Motieven volgens van Wijk, A., Nieuwenhuis, Annemiek. (2011) voor het doen van valse aangiften waarbij er geen seksueel contact is geweest, zijn : wraak, alibi, aandacht en specifiek belang. Het wraaknemen is volgens Kanin (in van Wijk, A., Nieuwenhuis, Annemiek. (2011)) een belangrijk motief om aangifte te doen van seksueel misbruik. Uit onderzoek blijkt dat bij 27% van de valse aangiften wraak de reden is om de verdachte onjuist te beschuldigen. Dit kan het geval zijn waarbij aangeefster wraak wil nemen op haar ex-man, een (te) strenge (stief) vader, leidinggevende of een man door wie ze is afgewezen. Ook het verkrijgen van een alibi kan een motief vormen. De aangeefster heeft een verklaring nodig voor het feit dat ze op een bepaald tijdstip op een andere plek was dan van haar werd verwacht (spijbelen op school, te laat thuis).

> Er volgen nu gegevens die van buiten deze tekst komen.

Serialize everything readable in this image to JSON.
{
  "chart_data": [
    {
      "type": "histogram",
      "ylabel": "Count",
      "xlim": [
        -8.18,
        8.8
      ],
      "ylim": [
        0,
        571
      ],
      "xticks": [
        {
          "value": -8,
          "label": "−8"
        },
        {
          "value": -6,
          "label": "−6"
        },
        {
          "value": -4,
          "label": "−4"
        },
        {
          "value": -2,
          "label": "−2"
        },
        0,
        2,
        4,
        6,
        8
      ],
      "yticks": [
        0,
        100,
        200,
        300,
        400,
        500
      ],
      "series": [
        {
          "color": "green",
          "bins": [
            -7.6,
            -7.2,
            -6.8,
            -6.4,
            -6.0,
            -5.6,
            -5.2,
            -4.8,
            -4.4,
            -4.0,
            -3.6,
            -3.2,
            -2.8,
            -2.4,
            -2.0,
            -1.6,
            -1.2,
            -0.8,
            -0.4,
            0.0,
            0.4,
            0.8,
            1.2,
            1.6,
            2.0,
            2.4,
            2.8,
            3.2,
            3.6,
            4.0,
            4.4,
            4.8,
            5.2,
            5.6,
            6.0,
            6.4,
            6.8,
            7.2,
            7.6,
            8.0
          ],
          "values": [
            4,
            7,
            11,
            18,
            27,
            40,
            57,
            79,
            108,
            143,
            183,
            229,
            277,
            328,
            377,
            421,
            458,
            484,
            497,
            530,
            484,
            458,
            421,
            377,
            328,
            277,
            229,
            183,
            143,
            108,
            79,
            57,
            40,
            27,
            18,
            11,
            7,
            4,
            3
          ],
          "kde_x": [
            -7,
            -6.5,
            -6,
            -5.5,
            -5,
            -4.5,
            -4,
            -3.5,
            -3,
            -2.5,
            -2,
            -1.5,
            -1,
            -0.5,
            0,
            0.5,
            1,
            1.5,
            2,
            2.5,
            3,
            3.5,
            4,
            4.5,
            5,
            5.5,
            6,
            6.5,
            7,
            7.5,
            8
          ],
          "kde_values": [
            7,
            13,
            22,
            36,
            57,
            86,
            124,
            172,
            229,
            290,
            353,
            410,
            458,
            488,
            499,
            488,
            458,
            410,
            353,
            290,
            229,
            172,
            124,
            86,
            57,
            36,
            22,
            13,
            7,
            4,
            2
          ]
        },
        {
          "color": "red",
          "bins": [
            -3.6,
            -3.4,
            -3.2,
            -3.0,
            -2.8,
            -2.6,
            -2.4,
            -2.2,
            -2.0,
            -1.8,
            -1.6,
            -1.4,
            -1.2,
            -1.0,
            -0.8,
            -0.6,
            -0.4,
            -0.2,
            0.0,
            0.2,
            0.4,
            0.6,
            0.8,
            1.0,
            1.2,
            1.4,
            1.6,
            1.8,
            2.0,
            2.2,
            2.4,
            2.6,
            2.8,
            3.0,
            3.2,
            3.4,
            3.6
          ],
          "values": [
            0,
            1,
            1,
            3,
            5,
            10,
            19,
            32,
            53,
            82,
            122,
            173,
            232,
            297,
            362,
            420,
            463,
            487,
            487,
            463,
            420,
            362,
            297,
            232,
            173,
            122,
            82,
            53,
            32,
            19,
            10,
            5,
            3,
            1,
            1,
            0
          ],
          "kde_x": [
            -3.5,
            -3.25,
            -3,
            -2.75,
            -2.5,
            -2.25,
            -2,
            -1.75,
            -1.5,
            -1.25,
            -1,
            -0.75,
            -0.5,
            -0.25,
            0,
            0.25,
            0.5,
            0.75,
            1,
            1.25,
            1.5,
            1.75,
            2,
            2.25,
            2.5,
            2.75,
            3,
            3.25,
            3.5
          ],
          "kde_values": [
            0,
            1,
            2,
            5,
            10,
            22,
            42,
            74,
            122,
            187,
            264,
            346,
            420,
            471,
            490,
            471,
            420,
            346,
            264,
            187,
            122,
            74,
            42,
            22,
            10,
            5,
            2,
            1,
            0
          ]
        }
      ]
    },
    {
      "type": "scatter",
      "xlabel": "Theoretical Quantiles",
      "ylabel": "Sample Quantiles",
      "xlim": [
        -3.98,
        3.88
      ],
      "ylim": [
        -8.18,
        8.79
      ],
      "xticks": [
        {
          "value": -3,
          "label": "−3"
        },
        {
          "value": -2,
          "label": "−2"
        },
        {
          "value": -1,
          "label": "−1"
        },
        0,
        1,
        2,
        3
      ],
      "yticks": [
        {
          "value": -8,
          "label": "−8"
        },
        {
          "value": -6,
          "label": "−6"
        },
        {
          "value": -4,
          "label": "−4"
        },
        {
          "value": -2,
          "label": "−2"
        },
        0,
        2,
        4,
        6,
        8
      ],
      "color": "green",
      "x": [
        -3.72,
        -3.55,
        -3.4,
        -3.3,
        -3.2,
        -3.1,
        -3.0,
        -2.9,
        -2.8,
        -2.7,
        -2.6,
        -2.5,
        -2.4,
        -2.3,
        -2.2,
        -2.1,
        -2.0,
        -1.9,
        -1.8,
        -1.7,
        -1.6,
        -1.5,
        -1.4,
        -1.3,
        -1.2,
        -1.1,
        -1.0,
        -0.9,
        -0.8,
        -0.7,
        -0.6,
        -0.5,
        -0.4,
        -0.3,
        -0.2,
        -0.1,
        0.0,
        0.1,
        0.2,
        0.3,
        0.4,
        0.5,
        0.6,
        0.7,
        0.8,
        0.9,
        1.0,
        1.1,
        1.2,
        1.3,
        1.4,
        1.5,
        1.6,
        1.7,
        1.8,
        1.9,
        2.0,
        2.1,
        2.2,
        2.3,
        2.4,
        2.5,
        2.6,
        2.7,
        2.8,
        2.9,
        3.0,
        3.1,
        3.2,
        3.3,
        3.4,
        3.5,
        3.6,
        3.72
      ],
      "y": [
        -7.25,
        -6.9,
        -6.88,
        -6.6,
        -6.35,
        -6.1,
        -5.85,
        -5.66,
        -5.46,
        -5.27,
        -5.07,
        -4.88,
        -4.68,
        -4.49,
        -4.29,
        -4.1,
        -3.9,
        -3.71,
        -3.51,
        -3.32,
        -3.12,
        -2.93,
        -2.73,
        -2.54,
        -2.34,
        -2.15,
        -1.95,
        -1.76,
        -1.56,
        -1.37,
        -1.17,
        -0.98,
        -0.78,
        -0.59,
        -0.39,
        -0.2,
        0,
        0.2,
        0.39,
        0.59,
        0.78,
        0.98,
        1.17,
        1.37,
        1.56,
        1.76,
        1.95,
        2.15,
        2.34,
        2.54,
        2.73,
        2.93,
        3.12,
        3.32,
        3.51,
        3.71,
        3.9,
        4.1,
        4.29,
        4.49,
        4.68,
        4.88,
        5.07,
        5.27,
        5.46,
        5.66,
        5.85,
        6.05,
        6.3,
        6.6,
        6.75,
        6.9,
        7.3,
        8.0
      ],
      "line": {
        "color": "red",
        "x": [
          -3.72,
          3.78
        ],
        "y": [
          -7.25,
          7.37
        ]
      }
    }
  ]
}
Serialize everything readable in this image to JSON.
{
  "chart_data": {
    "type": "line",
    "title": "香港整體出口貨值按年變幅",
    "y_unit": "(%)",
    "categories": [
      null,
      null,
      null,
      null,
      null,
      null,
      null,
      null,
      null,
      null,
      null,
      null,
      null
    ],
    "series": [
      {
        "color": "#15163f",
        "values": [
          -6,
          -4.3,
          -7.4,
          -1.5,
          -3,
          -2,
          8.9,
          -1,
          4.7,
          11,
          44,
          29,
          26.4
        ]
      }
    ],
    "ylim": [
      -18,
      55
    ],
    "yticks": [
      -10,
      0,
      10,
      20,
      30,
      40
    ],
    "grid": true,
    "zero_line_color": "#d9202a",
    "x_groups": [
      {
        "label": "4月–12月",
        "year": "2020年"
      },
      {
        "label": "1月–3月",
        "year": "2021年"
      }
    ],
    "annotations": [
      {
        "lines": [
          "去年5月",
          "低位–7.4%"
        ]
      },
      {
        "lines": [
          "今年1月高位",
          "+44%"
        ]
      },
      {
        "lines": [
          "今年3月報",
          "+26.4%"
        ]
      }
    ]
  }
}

In de meeste gevallen van valse beschuldigingen liegt iemand opzettelijk over het slachtoffer zijn van verkrachting of aanranding. Ze beweren niet alleen ten onrechte het slachtoffer te zijn, ze kunnen zelfs zo ver gaan dat ze aangifte doen bij de politie (al dan niet onder druk van een bekommerde ander waartegen men het verhaal verteld heeft).
Hoewel ondenkbaar, zijn er talloze redenen waarom iemand een verkrachting of aanranding ten onrechte zou kunnen melden. Enkele van de meest voorkomende bijbedoelingen die we tegenkomen zijn:
• Wraak
• Materieel (geldelijk) gewin
• Om een alibi te creëren
• Om spijt te betuigen
• Om sympathie op te wekken
• Aandacht vragen
• Om woede te uiten
• Een consensuele seksuele ontmoeting ontkennen (eigenlijk toestemming gegeven, maar men krabbelt achteraf terug)
• Geestelijke instabiliteit
• Om invloed uit te oefenen bij een voogdij- of echtscheidingsprocedure
Uit een onderzoek in de V.S., dat gevoerd werd over een periode van 9 jaar bleek, dat gedurende die tijd 41% van de verkrachtingscases verzonnen was. (Kanin, 1994).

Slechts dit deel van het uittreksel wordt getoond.